AOR on tour
As the conference season has started in earnest, various members of the AOR team have travelled across the globe in order to preach the AOR-gospel. Here are some updates on the various conferences at which we presented!
As part of a now firmly established ritual, several members of the AOR team (Chris, Earle, Jaap, Matt, and Tony) took part in a round table discussion on AOR titled ‘Reading John Dee’s Marginalia: Expanding the Archaeology of Reading in Early Modern Europe’. As the title indicates, the round table aimed at discussing the new avenues into which AOR is moving due to the inclusion of a second reader, the Elizabethan polymath John Dee. Tony started with a wonderful comparison of various differences and similarities between Harvey and Dee as annotators and readers, while Matt zoomed in on a particular difference, namely Harvey’s and Dee’s diverging approaches to and use of annotations. The comparison between Harvey and Dee was fleshed out even more by Chris, who compared the use of the Greek language in the annotations of both readers. Earle presented a compelling overview of AOR and explained how the new directions into which AOR is moving form a logical extension of the first phase of AOR; Jaap offered an overview of some challenging new types of annotations the Dee corpus includes. All in all, it was a lively session in which we discussed the humanistic and technical developments of AOR and had a stimulating discussion with the audience about the content of the annotations themselves as well as the best way of making them available in digital form in the AOR research environment.
CNI 2017 Spring meeting
Members of the AOR team regularly attend and present at the meetings organised by the Coalition for Networked Information (CNI), which primarily caters for an audience comprising librarians, data curators and digital archivists. These meetings, which occur twice a year, are a perfect platform for our colleagues at JHU’s Digital Research and Curation Centre to provide information about the technical (infrastructural) aspects of AOR and related projects they are working on. It also has become sort of a tradition to present a paper which combines the humanistic and technical strands of AOR. Following up on an earlier paper Sayeed and I gave at CNI’s Fall Meeting 2015 in Washington D.C., we now embarked on a trip to Albuquerque. Whereas previous time we talked about the particular model of development the AOR team has adopted, ensuring the continuous close cooperation between team members with technical and those with humanistic backgrounds, in this presentation we focused on some of the new directions into which AOR is moving, largely due to the inclusion of a second reader, John Dee, and his particular reading and annotation practices, as well as the development of new use cases and the aim to enhance and expand the functionalities of the digital research environment AOR envisages.

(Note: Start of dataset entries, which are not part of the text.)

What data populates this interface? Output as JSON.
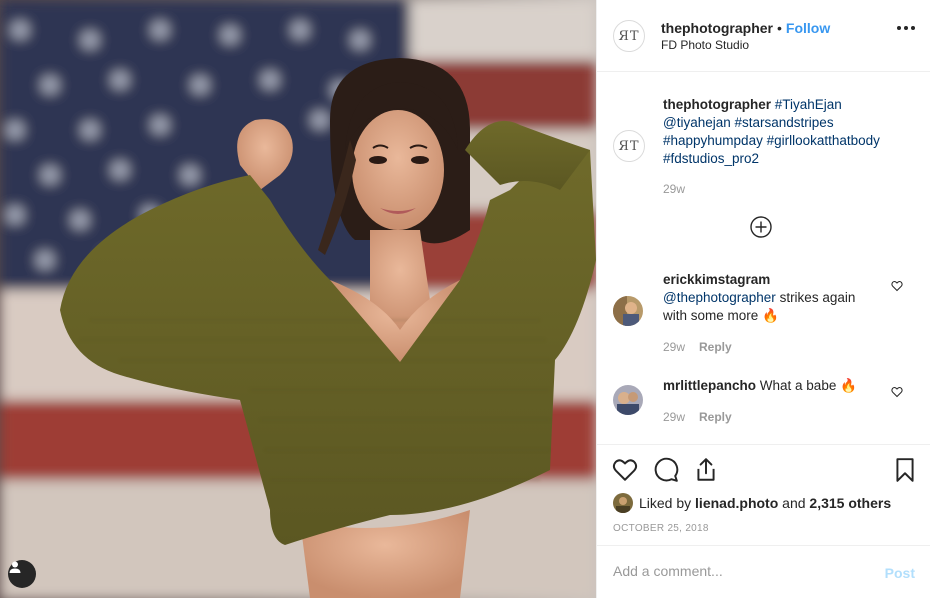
{
  "header": {
    "logo_text": "ЯT",
    "username": "thephotographer",
    "separator": "•",
    "follow_label": "Follow",
    "location": "FD Photo Studio"
  },
  "caption": {
    "username": "thephotographer",
    "tags": [
      "#TiyahEjan",
      "@tiyahejan",
      "#starsandstripes",
      "#happyhumpday",
      "#girllookatthatbody",
      "#fdstudios_pro2"
    ],
    "age": "29w"
  },
  "comments": [
    {
      "username": "erickkimstagram",
      "mention": "@thephotographer",
      "text": "strikes again with some more 🔥",
      "age": "29w",
      "reply_label": "Reply"
    },
    {
      "username": "mrlittlepancho",
      "text": "What a babe 🔥",
      "age": "29w",
      "reply_label": "Reply"
    }
  ],
  "likes": {
    "prefix": "Liked by",
    "user": "lienad.photo",
    "joiner": "and",
    "others": "2,315 others"
  },
  "date": "OCTOBER 25, 2018",
  "add_comment": {
    "placeholder": "Add a comment...",
    "post_label": "Post"
  },
  "colors": {
    "link_blue": "#3897f0",
    "hashtag": "#003569",
    "post_disabled": "#b2dffc",
    "muted": "#999999"
  },
  "icons": [
    "ellipsis-icon",
    "plus-circle-icon",
    "heart-icon",
    "comment-icon",
    "share-icon",
    "bookmark-icon",
    "user-tag-icon"
  ]
}
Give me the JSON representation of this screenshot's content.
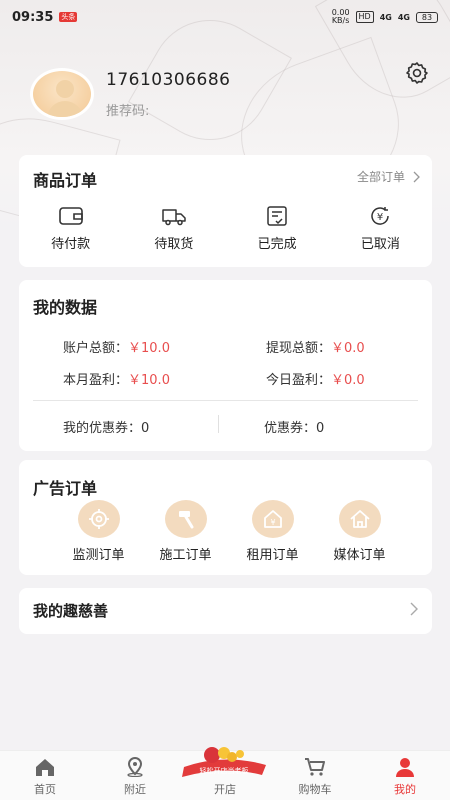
{
  "status_bar": {
    "time": "09:35",
    "notif_badge": "头条",
    "net_speed_top": "0.00",
    "net_speed_unit": "KB/s",
    "hd_chip": "HD",
    "signal1": "4G",
    "signal2": "4G",
    "battery": "83"
  },
  "profile": {
    "phone": "17610306686",
    "referral_label": "推荐码:"
  },
  "orders": {
    "title": "商品订单",
    "all_label": "全部订单",
    "items": [
      {
        "label": "待付款",
        "icon": "wallet-icon"
      },
      {
        "label": "待取货",
        "icon": "truck-icon"
      },
      {
        "label": "已完成",
        "icon": "checklist-icon"
      },
      {
        "label": "已取消",
        "icon": "yen-refresh-icon"
      }
    ]
  },
  "my_data": {
    "title": "我的数据",
    "account_total_label": "账户总额：",
    "account_total_value": "￥10.0",
    "withdraw_total_label": "提现总额：",
    "withdraw_total_value": "￥0.0",
    "month_profit_label": "本月盈利：",
    "month_profit_value": "￥10.0",
    "today_profit_label": "今日盈利：",
    "today_profit_value": "￥0.0",
    "my_coupons_label": "我的优惠券：",
    "my_coupons_value": "0",
    "coupons_label": "优惠券：",
    "coupons_value": "0"
  },
  "ads": {
    "title": "广告订单",
    "items": [
      {
        "label": "监测订单",
        "icon": "target-icon"
      },
      {
        "label": "施工订单",
        "icon": "hammer-icon"
      },
      {
        "label": "租用订单",
        "icon": "house-yen-icon"
      },
      {
        "label": "媒体订单",
        "icon": "home-icon"
      }
    ]
  },
  "charity": {
    "title": "我的趣慈善"
  },
  "tabbar": {
    "items": [
      {
        "label": "首页",
        "icon": "home-icon"
      },
      {
        "label": "附近",
        "icon": "location-pin-icon"
      },
      {
        "label": "开店",
        "icon": "shop-promo-icon"
      },
      {
        "label": "购物车",
        "icon": "cart-icon"
      },
      {
        "label": "我的",
        "icon": "user-icon"
      }
    ],
    "active_index": 4,
    "promo_text": "轻松开店当老板"
  },
  "colors": {
    "accent": "#e83838",
    "value_red": "#e84e4e",
    "icon_bg": "#f3dbbf"
  }
}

Dee’s technical annotations, such as astronomical charts, genealogical trees, and tables filled with all kinds of data, do not only pose challenges to the XML schema, but also force us to think about the appearance of what we now would call “structured data” in his annotations. We need to think how to capture and, possibly, reconstruct the relationships between the component parts of the data Dee recorded in his marginal notes. Of particular importance is the way in which we conceptualise such ‘reader interventions’, but also how such interventions are made accessible in the AOR viewer. As such, Dee’s annotations further the development of both the humanistic and technical strands of the project. Hereafter, Sayeed presented his vision of the development of infrastructure and how infrastructure can be shared among DH projects, benefitting from similarities between projects while maintaining their integrity as projects with particular research questions, sources, aims, et cetera. He then moved on to showing how some of the AOR data can be linked to other, external datasets, thus enriching the AOR data with the data generated by other (DH) initiatives. We did address other topics in our presentation and, luckily, CNI has been so kind to record it! You can view it here!
Shakespeare Association of America
While Jaap headed to Albuquerque, Matt was on his way to Atlanta for the meeting of the Shakespeare Association of America (or #shakeass, which is surely up there in the catchy hashtag stakes). SAA is organised slightly differently to most other “big” conferences: most of the meeting is given over to seminars, rather than panels, and the focus is on working together in discussion on specific themes and issues. Matt had been invited to take part in a seminar called “Traces of Reading in Shakespeare’s Britain”, organised by Rebecca Munson (of AOR Project Partner Princeton University Centre for Digital Humanities) and Philip S. Palmer (Head of Research Services at UCLA’s wonderful William Andrews Clark Memorial Library). It was especially good to get a chance to swap notes with Erin McCarthy of NUI Galway’s brilliant project The Reception and Circulation of Early Modern Women’s Writing (RECIRC). The seminar benefitted from commentary from Heidi Hackel of UC Riverside, whose Reading Material in Early Modern England (CUP, 2005) is absolutely required reading for students of annotation (and offers an intellectual approach quite different from our own here at AOR, but that’s a subject for another blog entry.)